I called the local ISP and told them I want to switch my IP address. They said I should be getting a new one each time I log on, but I assured them this was not the case. I’ve found a few workarounds and Linux commands, but they weren’t fixing the problem.

We told them that we weren’t running Windows when we called their tech support, but the person they sent over to look at the problem didn’t know how to use Linux at all. In fact, he didn’t even know how to access the Internet without Internet Explorer. No joke. He asked me, “How do you get onto the Internet without Explorer?” (Huge sigh.)

I knew it was basically going to fall to me to fix the problem immediately after that. He wasted a few more minutes of our time before admitting defeat and asking us to install Windows before we call next time we have a problem so he could “fix” it easily. (Sigh.)

It hasn’t been all time wasting disappointments. I’ve actually been getting a lot of work done recently with different applications I’ve found scattered around the Internet. I’ve posted some snippets about these before, but I’d like to bring them back up since they’ve really impressed me:

Juploader. Like Flickr, but find the official Flickr Uploadr lacking? Have tons of vacation photos you need to sort through with multiple permission levels, lots of tags, and lots of organizing to do? I’d highly recommend checking this application out, as it streamlines the process in a very visual, friendly way. It saved me hours of time organizing my Cambodia vacation picture sets. It’s Java based, so anyone can use it.

I was always organizing, transcoding, and manipulating videos to play on my Cowon D2 for my commute to work. I was always running out of materials to watch after a week. You can eat up a lot of television when shows are stripped of commercial distractions, which meant a lot of converting and processing time.

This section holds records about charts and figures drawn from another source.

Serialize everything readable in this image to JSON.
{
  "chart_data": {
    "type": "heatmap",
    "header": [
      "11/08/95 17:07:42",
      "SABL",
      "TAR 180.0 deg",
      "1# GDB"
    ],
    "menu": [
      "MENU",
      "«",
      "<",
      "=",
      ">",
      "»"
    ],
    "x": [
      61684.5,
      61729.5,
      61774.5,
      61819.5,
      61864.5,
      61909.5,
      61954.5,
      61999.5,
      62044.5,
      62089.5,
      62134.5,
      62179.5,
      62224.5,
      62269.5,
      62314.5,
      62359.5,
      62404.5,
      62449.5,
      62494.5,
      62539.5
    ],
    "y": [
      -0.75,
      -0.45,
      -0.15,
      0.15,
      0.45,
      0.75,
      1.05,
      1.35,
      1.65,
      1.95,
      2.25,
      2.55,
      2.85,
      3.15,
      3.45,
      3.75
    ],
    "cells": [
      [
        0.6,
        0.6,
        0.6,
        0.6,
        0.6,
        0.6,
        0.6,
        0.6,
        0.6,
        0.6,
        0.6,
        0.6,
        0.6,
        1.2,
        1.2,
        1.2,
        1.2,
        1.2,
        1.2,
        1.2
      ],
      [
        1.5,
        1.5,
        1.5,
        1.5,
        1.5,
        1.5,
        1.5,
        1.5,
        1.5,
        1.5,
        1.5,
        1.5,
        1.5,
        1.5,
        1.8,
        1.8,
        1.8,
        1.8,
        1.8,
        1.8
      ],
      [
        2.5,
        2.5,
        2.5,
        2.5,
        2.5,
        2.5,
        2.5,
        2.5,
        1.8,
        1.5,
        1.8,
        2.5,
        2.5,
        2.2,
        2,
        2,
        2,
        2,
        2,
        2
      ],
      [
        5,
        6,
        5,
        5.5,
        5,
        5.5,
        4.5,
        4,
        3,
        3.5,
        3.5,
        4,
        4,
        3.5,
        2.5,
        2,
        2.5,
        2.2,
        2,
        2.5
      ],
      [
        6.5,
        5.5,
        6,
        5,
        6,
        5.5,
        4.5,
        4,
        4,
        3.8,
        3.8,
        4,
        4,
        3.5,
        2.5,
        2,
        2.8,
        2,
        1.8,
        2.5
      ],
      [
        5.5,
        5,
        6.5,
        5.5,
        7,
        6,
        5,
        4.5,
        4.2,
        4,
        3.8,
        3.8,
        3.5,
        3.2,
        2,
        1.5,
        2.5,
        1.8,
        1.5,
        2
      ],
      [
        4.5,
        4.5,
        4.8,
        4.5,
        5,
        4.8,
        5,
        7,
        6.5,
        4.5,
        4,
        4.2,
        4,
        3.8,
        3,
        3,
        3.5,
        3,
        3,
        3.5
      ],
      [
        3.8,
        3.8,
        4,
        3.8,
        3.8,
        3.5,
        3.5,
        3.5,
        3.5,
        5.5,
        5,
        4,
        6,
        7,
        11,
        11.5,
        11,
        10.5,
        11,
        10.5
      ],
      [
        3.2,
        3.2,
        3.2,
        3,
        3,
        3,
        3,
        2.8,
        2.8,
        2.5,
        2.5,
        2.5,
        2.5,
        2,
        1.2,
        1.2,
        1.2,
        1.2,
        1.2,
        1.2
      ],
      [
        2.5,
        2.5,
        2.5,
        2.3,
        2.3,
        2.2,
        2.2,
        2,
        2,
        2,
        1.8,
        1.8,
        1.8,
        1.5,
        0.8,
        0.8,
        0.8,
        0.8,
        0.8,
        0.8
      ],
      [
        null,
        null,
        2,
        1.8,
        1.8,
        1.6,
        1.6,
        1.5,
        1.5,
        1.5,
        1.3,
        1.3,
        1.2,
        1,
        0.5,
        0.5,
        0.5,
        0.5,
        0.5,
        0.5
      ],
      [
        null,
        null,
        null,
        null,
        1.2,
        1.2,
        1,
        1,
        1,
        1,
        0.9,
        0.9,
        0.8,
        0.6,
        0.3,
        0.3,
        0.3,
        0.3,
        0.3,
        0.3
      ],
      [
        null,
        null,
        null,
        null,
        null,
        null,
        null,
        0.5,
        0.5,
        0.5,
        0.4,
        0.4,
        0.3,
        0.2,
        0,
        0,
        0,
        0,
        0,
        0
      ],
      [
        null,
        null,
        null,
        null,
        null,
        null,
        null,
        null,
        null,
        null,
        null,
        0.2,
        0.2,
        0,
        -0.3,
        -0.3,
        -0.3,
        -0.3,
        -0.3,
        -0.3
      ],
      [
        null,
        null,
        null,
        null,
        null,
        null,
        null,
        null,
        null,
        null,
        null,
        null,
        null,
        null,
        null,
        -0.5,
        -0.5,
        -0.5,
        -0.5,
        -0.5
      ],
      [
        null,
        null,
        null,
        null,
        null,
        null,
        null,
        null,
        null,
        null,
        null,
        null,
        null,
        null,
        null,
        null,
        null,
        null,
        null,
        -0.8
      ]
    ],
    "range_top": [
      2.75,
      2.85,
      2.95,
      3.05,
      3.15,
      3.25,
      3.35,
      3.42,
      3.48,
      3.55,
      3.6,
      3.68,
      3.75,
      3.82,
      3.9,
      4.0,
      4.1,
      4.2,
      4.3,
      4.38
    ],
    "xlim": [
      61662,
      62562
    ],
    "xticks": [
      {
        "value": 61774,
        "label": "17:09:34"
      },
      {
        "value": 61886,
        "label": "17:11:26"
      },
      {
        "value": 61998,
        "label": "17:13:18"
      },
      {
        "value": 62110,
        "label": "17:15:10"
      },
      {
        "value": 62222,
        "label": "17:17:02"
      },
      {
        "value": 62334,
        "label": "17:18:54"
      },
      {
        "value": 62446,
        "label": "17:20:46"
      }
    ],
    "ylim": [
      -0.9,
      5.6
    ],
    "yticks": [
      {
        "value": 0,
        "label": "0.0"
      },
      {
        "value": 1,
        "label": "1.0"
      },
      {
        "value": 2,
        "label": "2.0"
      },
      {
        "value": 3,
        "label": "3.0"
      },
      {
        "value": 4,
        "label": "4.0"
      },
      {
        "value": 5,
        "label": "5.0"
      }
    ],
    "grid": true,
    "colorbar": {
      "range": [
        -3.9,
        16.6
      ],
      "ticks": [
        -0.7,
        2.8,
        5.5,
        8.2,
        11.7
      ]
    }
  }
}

Podcasts are my new daily walking commute media. Podcasts are a pain to organize and get downloaded. If I had to do the transfers for each individual file myself, what’s the point? Podcast Ready + mypodder has automated the process entirely. I pick out the podcasts I want to subscribe, add it to my list, plug in my player, and have it download everything for me. It’s platform and player neutral, so anyone can use it on any player. Awesome. I had enough material on my D2 loaded for my trip that I never listened to the same program twice on a flight and always had something new to listen to as we flew

As for finding new software? GetDeb has been a wonderful resource for new programs to try out. Beware, some of the stuff available is beta, so it’s usually better to find the program in Synaptic and install unless there is a new feature you are dying to install.